Role of wind stress and heat fluxes in interannual‐to‐decadal variability of air‐sea CO2 and O2 fluxes in the North Atlantic

Abstract

A coupled ecosystem‐circulation model of the North Atlantic is used to examine the individual contributions by wind stress and surface heat fluxes to naturally driven interannual‐to‐decadal variability of air‐sea fluxes of CO2 and O2 during 1948–2002. The model results indicate that variations in O2 fluxes are mainly driven by variations in surface heat fluxes in the extratropics (15°N to 70°N), and by wind stress in the tropics (10°S to 15°N). Conversely, variations in simulated CO2 fluxes are predominantly wind‐stress driven over the entire model domain (18°S to 70°N); while variability in piston velocity and surface heat fluxes is less important.
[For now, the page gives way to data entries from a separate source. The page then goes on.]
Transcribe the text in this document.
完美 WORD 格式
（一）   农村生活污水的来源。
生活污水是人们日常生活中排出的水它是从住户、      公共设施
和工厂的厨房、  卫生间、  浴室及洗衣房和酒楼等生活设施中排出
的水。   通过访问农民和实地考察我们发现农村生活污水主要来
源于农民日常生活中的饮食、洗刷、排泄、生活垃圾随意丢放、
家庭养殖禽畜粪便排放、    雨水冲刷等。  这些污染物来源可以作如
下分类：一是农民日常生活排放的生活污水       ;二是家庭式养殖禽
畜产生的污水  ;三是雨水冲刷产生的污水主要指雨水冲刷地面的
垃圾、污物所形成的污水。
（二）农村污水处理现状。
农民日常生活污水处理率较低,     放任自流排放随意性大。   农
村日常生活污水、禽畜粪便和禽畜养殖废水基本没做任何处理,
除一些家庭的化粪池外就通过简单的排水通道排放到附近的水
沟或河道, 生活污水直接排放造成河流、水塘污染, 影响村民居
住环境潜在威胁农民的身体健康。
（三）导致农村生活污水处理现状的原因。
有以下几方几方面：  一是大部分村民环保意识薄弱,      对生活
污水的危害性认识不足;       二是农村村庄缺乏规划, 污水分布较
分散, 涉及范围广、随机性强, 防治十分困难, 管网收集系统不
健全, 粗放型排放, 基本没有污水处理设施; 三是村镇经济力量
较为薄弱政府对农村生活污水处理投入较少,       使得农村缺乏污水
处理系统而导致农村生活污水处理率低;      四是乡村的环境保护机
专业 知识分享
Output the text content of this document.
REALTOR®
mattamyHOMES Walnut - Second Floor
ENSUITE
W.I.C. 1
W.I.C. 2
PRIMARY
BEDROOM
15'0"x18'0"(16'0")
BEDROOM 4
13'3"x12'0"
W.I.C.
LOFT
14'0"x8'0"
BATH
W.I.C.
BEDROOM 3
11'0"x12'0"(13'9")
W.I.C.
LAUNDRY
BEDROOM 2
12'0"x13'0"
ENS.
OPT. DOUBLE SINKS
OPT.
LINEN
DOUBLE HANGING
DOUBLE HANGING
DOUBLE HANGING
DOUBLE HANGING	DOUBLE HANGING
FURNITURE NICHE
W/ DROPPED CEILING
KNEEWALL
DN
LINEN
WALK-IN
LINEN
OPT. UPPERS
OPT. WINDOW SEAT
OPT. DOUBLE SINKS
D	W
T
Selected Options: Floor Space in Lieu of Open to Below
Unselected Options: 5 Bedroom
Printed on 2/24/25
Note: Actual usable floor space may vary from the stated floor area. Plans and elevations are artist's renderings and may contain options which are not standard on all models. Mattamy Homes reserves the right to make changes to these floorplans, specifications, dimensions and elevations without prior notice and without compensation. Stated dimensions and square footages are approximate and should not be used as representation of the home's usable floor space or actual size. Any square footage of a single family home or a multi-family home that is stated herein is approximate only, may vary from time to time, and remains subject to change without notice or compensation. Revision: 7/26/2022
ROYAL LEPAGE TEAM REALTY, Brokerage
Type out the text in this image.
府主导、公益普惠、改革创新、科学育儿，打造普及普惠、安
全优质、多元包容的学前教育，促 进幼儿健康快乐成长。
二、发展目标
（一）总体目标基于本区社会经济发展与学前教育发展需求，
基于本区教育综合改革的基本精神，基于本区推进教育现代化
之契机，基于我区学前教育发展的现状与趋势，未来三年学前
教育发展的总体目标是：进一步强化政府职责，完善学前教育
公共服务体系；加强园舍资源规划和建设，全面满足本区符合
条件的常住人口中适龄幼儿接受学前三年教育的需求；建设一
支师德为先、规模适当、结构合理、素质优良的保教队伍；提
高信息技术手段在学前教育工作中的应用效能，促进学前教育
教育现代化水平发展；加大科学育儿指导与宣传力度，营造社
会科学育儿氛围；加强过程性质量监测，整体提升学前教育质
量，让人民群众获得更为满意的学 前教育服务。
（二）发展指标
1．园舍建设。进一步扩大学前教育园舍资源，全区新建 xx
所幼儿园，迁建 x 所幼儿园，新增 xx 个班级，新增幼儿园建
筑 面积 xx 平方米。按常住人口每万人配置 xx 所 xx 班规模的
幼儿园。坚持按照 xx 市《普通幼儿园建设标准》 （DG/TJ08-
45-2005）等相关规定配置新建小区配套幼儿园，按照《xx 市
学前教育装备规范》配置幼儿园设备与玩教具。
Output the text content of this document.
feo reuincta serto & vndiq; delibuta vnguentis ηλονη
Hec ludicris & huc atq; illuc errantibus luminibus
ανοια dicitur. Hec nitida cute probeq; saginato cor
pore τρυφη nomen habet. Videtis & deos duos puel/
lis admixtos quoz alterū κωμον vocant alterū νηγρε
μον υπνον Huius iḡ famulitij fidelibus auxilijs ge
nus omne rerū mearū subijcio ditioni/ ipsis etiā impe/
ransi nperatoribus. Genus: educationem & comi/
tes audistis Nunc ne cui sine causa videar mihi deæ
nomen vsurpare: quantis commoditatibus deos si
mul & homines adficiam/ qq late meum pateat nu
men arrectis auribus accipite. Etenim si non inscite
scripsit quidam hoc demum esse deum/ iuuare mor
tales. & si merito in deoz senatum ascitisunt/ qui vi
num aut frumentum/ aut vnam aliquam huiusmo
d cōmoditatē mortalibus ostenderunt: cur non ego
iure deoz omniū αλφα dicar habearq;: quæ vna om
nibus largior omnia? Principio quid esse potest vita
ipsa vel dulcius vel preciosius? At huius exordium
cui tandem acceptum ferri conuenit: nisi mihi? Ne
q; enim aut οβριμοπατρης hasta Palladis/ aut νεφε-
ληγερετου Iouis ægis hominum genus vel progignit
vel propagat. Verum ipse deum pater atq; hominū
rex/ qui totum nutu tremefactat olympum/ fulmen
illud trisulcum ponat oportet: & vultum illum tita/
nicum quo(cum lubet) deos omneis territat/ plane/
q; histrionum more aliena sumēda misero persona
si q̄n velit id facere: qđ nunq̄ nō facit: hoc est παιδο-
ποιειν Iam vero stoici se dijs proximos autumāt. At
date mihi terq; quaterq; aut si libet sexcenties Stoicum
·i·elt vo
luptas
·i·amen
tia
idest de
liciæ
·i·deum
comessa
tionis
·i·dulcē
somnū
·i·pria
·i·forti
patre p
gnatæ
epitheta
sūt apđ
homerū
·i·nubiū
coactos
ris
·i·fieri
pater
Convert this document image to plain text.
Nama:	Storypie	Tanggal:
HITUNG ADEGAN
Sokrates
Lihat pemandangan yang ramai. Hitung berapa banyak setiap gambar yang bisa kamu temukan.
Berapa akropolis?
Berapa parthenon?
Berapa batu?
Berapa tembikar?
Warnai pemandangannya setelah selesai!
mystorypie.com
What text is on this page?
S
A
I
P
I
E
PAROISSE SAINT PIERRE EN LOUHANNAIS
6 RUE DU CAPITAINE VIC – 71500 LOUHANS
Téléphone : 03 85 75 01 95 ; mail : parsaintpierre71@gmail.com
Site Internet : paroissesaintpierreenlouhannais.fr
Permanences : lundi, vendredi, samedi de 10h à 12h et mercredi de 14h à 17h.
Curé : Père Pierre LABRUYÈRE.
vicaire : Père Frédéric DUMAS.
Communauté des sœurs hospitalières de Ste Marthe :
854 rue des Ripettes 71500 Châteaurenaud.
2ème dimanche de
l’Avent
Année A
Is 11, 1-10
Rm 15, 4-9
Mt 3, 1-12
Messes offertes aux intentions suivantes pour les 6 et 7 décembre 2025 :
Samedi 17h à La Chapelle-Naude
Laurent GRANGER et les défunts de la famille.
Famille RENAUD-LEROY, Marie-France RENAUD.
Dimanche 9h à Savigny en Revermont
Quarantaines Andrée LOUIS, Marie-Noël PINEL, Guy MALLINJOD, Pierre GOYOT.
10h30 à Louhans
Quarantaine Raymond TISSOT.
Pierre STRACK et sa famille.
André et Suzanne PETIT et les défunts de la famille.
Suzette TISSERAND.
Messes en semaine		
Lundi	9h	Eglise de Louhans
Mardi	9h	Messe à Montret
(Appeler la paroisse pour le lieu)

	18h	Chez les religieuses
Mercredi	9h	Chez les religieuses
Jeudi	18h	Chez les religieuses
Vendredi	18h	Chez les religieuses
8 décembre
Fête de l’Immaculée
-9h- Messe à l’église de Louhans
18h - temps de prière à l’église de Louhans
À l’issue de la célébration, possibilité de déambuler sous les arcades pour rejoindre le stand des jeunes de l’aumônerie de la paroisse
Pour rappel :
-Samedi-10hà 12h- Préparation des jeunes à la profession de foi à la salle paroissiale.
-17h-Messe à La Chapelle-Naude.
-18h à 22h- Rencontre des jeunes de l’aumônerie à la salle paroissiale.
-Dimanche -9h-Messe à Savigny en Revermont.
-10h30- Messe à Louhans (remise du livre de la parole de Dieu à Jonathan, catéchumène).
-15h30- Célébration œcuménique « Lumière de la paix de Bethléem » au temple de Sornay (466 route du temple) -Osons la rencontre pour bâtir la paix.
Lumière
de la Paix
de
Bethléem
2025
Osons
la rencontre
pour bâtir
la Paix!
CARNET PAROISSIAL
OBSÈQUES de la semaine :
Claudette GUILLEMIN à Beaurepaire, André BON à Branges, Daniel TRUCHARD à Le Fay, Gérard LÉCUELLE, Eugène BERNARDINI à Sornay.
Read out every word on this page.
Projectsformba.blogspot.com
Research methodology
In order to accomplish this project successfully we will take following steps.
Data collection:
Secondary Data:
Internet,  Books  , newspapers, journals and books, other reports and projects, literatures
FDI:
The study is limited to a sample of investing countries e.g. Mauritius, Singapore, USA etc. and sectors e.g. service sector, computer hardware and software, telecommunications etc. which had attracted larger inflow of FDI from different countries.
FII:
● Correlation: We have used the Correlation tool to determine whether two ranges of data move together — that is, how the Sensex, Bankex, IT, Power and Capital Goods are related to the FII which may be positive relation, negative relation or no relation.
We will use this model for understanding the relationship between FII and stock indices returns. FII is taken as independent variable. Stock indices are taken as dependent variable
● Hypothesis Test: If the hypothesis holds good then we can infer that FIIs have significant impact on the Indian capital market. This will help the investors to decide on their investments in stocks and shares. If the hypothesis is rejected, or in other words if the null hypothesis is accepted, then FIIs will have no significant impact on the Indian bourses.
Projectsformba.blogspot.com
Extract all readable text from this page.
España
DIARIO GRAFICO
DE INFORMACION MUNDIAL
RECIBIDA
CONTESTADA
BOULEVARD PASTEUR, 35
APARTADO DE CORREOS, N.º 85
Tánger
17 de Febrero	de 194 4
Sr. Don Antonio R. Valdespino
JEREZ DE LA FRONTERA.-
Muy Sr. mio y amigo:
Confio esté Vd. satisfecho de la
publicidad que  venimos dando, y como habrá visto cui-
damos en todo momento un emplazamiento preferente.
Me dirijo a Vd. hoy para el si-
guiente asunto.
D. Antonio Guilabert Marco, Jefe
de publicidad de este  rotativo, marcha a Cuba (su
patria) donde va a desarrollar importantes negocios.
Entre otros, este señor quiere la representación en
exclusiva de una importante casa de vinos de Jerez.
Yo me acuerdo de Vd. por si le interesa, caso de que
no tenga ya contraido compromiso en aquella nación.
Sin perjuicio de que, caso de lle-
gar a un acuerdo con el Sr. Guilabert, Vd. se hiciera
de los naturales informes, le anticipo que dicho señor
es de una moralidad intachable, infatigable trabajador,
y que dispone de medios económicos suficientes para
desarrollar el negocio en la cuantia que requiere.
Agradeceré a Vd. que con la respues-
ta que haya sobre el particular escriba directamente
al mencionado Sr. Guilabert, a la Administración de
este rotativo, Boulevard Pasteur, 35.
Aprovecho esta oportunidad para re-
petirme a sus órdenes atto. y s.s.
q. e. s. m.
The simulated uptake of O2 by the North Atlantic amounts to 70 ± 11 Tmol yr−1 to which the subpolar region (45°N to 70°N) contributes by 62 ± 10 Tmol yr−1. Whereas the subpolar North Atlantic takes up more than 2/3 of the total carbon absorbed by the North Atlantic in our model (about 0.3 Pg C yr−1), interannual variability of air‐sea CO2 fluxes reaches similar values (about 0.01 Pg C yr−1 each) in the subpolar (45°N to 70°N), the subtropical (15°N to 45°N) and the equatorial (10°S to 15°N) Atlantic.